Il commissario provinciale Francesco Pellati: "Tutte le forze politiche pongano alla concessionaria la questione dell'esosità della tratta"

ROSIGNANO – “È difficile capire quali sono i vantaggi del ‘nuovo’ casello di Rosignano e della ‘nuova’ tratta autostradale Rosignano/San Pietro in Palazzi in sovrapposizione alla variante Aurelia”. A dirlo è Francesco Pellati, commissario provinciale di Patto per il Nord – Livorno. 

“Prima della concessione la variante Aurelia a 4 corsie correva dritta fino a Quercianella dove finisce nel cul de sac degli 8 chilometri del lotto zero, inchiodato dalla ideologia di Verdi e Pci livornesi al tracciato del censore Aurelio Cotta (del 241 avanti Cristo!). Oggi è interrotta verso sud dal ‘nuovo’ casello che ricorda il chi sei, dove vai, un fiorino, verso nord da un incredibile angolo di 360 gradi che costringe gli utenti a pagare il pedaggio di 90 centesimi per ritrovarsi nella Aurelia 100 metri più a nord: code nei giorni caldi, disorientamento degli utenti e soldi da pagare. Cui prodest, come diceva Cassio Longino?
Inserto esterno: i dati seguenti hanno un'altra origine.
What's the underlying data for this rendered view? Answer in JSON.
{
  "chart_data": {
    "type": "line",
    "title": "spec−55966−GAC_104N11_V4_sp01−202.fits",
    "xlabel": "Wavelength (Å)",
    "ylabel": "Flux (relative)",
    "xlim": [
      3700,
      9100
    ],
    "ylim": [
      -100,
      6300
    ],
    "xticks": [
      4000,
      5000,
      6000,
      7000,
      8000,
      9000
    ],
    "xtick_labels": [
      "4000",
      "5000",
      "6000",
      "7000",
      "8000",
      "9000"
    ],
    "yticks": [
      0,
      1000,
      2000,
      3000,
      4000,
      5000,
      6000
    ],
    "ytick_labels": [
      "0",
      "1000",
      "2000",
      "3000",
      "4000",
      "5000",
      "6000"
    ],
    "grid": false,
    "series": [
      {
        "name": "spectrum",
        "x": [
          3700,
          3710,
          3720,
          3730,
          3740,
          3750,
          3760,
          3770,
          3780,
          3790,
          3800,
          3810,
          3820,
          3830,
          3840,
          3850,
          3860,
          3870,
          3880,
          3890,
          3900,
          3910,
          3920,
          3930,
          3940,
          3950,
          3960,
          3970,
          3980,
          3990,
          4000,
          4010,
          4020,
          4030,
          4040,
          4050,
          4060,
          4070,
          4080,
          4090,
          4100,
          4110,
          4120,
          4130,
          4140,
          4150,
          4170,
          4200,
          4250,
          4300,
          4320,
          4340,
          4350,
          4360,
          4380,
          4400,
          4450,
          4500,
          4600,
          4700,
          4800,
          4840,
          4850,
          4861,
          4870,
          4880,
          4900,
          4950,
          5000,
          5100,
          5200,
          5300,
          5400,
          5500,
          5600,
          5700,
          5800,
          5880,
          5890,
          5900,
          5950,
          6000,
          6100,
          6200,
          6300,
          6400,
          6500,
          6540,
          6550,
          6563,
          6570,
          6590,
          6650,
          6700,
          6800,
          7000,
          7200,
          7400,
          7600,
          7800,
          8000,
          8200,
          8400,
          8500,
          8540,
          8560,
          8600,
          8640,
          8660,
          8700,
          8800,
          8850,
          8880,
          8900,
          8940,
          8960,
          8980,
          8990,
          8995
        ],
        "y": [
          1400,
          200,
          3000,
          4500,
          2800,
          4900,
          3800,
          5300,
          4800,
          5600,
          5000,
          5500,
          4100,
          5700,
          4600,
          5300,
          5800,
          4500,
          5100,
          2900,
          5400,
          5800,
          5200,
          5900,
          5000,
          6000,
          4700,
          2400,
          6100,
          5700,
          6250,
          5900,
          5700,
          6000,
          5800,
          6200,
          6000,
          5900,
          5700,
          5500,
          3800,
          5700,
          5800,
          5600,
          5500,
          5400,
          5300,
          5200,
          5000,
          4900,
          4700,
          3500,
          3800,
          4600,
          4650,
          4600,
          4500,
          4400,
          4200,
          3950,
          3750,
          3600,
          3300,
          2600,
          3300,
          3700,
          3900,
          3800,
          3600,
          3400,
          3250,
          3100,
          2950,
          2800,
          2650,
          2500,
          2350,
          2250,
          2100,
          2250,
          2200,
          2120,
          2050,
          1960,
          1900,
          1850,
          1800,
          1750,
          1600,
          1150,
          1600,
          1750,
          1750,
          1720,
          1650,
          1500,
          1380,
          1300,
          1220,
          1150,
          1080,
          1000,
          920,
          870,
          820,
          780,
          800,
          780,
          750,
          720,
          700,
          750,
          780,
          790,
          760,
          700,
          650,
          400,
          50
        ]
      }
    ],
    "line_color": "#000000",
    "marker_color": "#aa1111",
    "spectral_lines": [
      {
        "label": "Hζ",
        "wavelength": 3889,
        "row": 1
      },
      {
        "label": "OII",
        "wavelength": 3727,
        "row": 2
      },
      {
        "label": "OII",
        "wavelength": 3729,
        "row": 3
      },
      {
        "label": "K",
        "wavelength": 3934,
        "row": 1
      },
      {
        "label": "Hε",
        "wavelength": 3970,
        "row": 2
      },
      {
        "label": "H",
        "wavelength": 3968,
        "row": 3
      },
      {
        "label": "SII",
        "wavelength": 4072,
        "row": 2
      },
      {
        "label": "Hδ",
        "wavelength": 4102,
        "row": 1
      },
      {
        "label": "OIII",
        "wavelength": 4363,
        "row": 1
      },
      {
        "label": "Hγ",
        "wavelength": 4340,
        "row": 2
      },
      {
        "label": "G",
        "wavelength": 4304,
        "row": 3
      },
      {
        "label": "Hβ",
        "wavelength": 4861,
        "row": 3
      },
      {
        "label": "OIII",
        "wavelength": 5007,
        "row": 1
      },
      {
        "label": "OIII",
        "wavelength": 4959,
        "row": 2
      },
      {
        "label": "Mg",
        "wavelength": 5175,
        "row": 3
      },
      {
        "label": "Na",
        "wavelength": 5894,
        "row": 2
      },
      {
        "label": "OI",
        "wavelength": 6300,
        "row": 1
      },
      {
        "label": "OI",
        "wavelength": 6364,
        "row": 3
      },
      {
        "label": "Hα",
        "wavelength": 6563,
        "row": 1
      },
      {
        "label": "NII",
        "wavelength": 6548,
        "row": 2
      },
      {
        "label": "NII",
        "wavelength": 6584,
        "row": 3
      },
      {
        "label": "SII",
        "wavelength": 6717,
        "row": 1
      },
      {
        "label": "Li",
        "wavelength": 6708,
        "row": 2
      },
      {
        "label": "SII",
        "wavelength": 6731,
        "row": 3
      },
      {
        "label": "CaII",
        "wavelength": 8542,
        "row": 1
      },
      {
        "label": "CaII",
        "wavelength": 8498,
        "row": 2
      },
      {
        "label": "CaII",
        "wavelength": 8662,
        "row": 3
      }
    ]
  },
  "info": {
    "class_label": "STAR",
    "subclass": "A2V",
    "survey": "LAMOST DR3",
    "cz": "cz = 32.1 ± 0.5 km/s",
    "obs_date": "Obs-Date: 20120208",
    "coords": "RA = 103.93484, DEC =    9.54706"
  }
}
Certo non al territorio”.

Vi si aggiunge l’esosità del pedaggio: la tratta costa 90 centesimi per tre chilometri, cioè 30 centesimi a chilometro – prosegue Pellat i – Per comparazione la tratta Rosignano – Genova costa 0,11 a chilometro, la Milano – Torino costa 0,06 a chilometri (entrambe le tratte sono gestite dal Gruppo Gavio/Ardian, lo stesso che gestisce, attraverso la controllata Progetto Concessioni Tirreno spa, la tratta Rosignano – San Pietro in Palazzi). Per chiarezza: i residenti nei 10 Comuni limitrofi, se ne fanno domanda, sono esentati dal pedaggio, soffrono solo dei disagi, gli altri mortali soffrono dei disagi e pagano”.
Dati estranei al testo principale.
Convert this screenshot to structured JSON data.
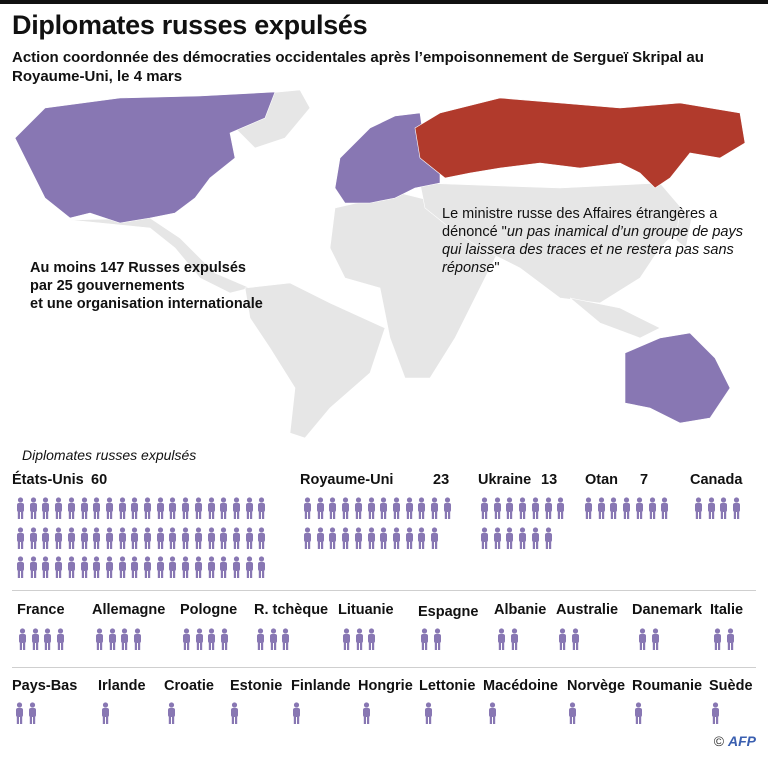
{
  "title": "Diplomates russes expulsés",
  "subtitle": "Action coordonnée des démocraties occidentales après l’empoisonnement de Sergueï Skripal au Royaume-Uni, le 4 mars",
  "notes": {
    "left": [
      "Au moins 147 Russes expulsés",
      "par 25 gouvernements",
      "et une organisation internationale"
    ],
    "right_prefix": "Le ministre russe des Affaires étrangères a dénoncé \"",
    "right_quote": "un pas inamical d’un groupe de pays qui laissera des traces et ne restera pas sans réponse",
    "right_suffix": "\""
  },
  "colors": {
    "expelling": "#8877b3",
    "russia": "#b13a2c",
    "land": "#e6e6e6",
    "icon": "#8877b3"
  },
  "credit": {
    "symbol": "©",
    "logo": "AFP"
  },
  "chart_data": {
    "type": "pictogram",
    "title": "Diplomates russes expulsés",
    "unit_icon": "person-icon",
    "entries": [
      {
        "name": "États-Unis",
        "count": 60,
        "label_count": "60"
      },
      {
        "name": "Royaume-Uni",
        "count": 23,
        "label_count": "23"
      },
      {
        "name": "Ukraine",
        "count": 13,
        "label_count": "13"
      },
      {
        "name": "Otan",
        "count": 7,
        "label_count": "7"
      },
      {
        "name": "Canada",
        "count": 4
      },
      {
        "name": "France",
        "count": 4
      },
      {
        "name": "Allemagne",
        "count": 4
      },
      {
        "name": "Pologne",
        "count": 4
      },
      {
        "name": "R. tchèque",
        "count": 3
      },
      {
        "name": "Lituanie",
        "count": 3
      },
      {
        "name": "Espagne",
        "count": 2
      },
      {
        "name": "Albanie",
        "count": 2
      },
      {
        "name": "Australie",
        "count": 2
      },
      {
        "name": "Danemark",
        "count": 2
      },
      {
        "name": "Italie",
        "count": 2
      },
      {
        "name": "Pays-Bas",
        "count": 2
      },
      {
        "name": "Irlande",
        "count": 1
      },
      {
        "name": "Croatie",
        "count": 1
      },
      {
        "name": "Estonie",
        "count": 1
      },
      {
        "name": "Finlande",
        "count": 1
      },
      {
        "name": "Hongrie",
        "count": 1
      },
      {
        "name": "Lettonie",
        "count": 1
      },
      {
        "name": "Macédoine",
        "count": 1
      },
      {
        "name": "Norvège",
        "count": 1
      },
      {
        "name": "Roumanie",
        "count": 1
      },
      {
        "name": "Suède",
        "count": 1
      }
    ]
  }
}
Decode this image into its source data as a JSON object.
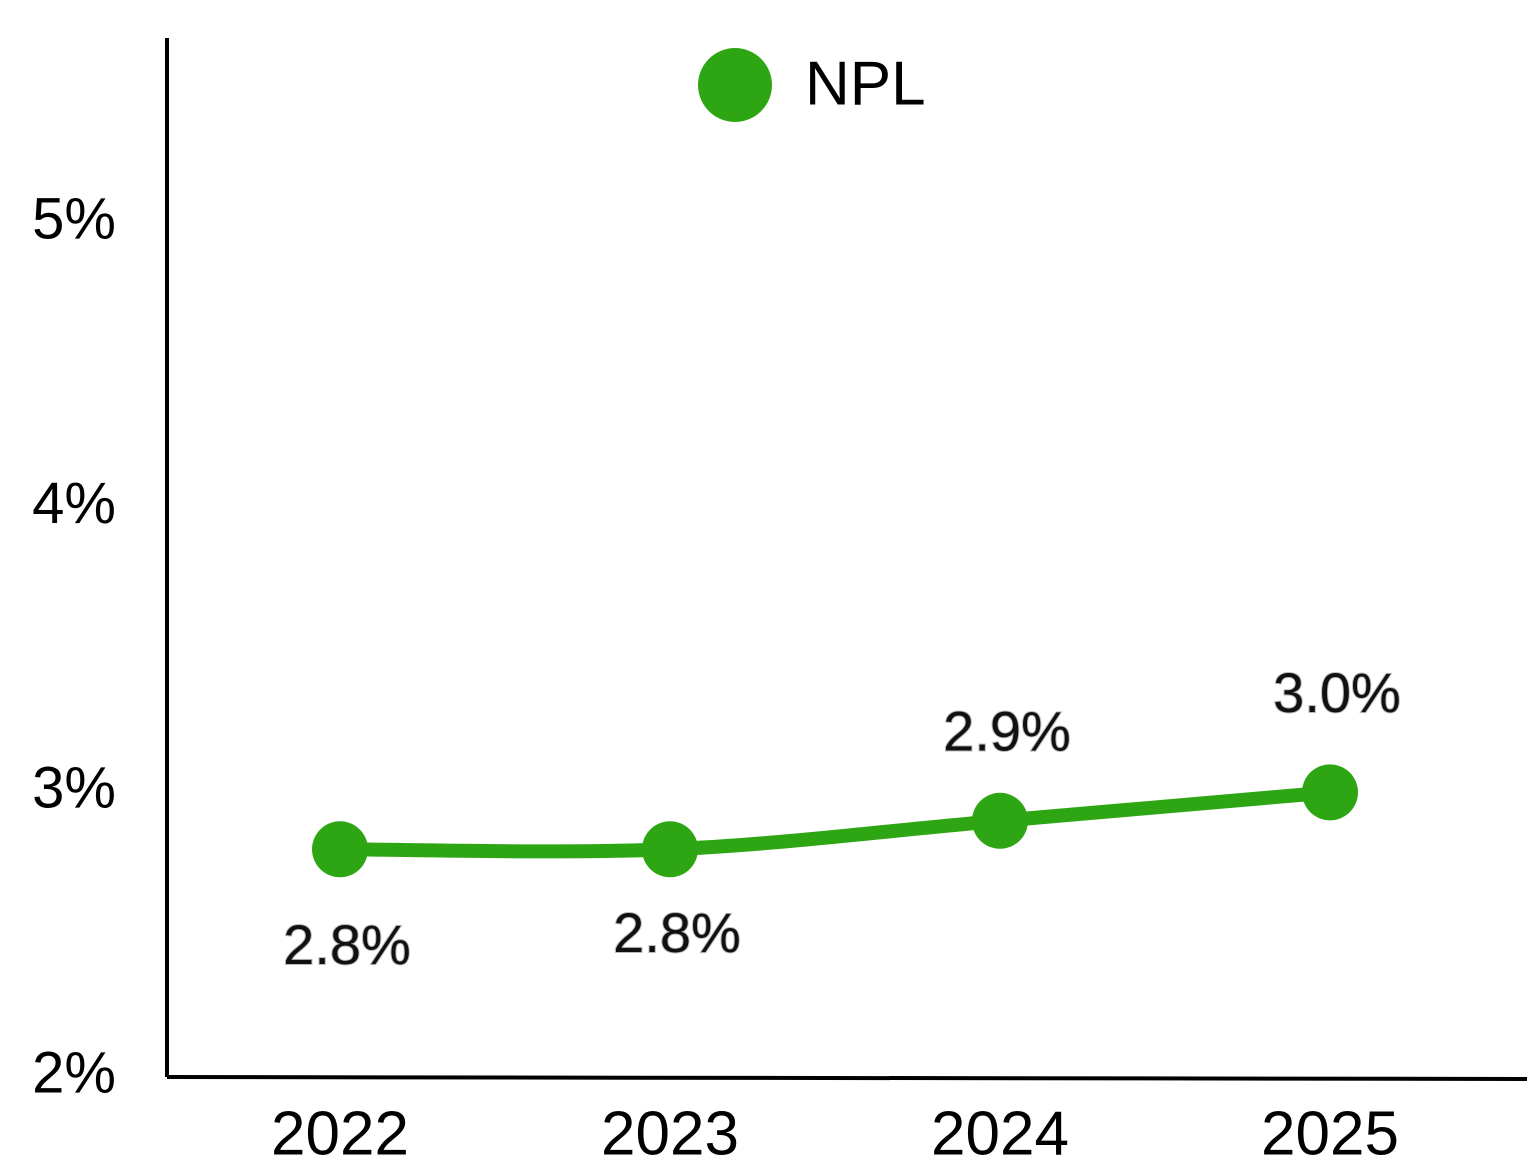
{
  "chart_data": {
    "type": "line",
    "categories": [
      "2022",
      "2023",
      "2024",
      "2025"
    ],
    "series": [
      {
        "name": "NPL",
        "color": "#2ea614",
        "values": [
          2.8,
          2.8,
          2.9,
          3.0
        ],
        "value_labels": [
          "2.8%",
          "2.8%",
          "2.9%",
          "3.0%"
        ]
      }
    ],
    "ylim": [
      2,
      5.65
    ],
    "yticks": [
      {
        "value": 2,
        "label": "2%"
      },
      {
        "value": 3,
        "label": "3%"
      },
      {
        "value": 4,
        "label": "4%"
      },
      {
        "value": 5,
        "label": "5%"
      }
    ],
    "grid": false,
    "legend": "top"
  }
}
Patto per il Nord Toscana invita le forze politiche ed economiche del territorio “a porre alla concessionaria il quesito della esosità della tariffa e a ipotizzare soluzioni che ripristino in tutto o almeno  in parte la precedente viabilità ed eliminino il balzello dei 90 centesimi di euro”.
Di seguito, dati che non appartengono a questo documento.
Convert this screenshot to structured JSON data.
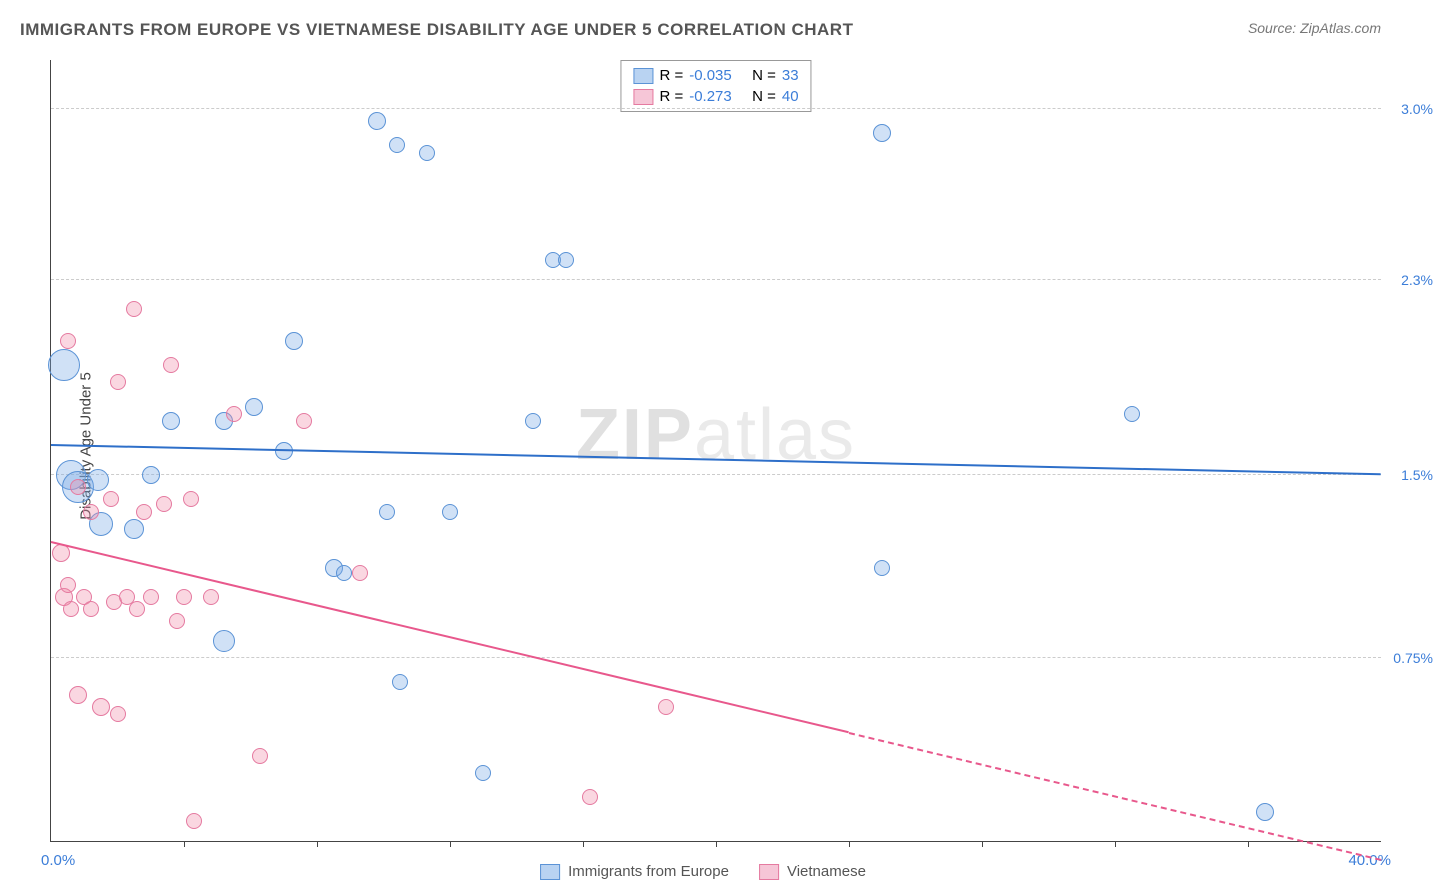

Il Patto per il Nord Toscana ritiene inoltre “indispensabile che ogni scelta infrastrutturale tenga conto in modo serio e documentato delle specificità ambientali, paesaggistiche e storiche del territorio interessato, a partire dalle aree di maggior pregio e fragilità. Proprio per questo, chiediamo che le decisioni in materia di viabilità e concessioni non si traducano in soluzioni penalizzanti per cittadini e utenti, né in costi sproporzionati o disagi scaricati sul territorio, ma siano il risultato di valutazioni trasparenti, basate su dati oggettivi, reali benefici e alternative praticabili“.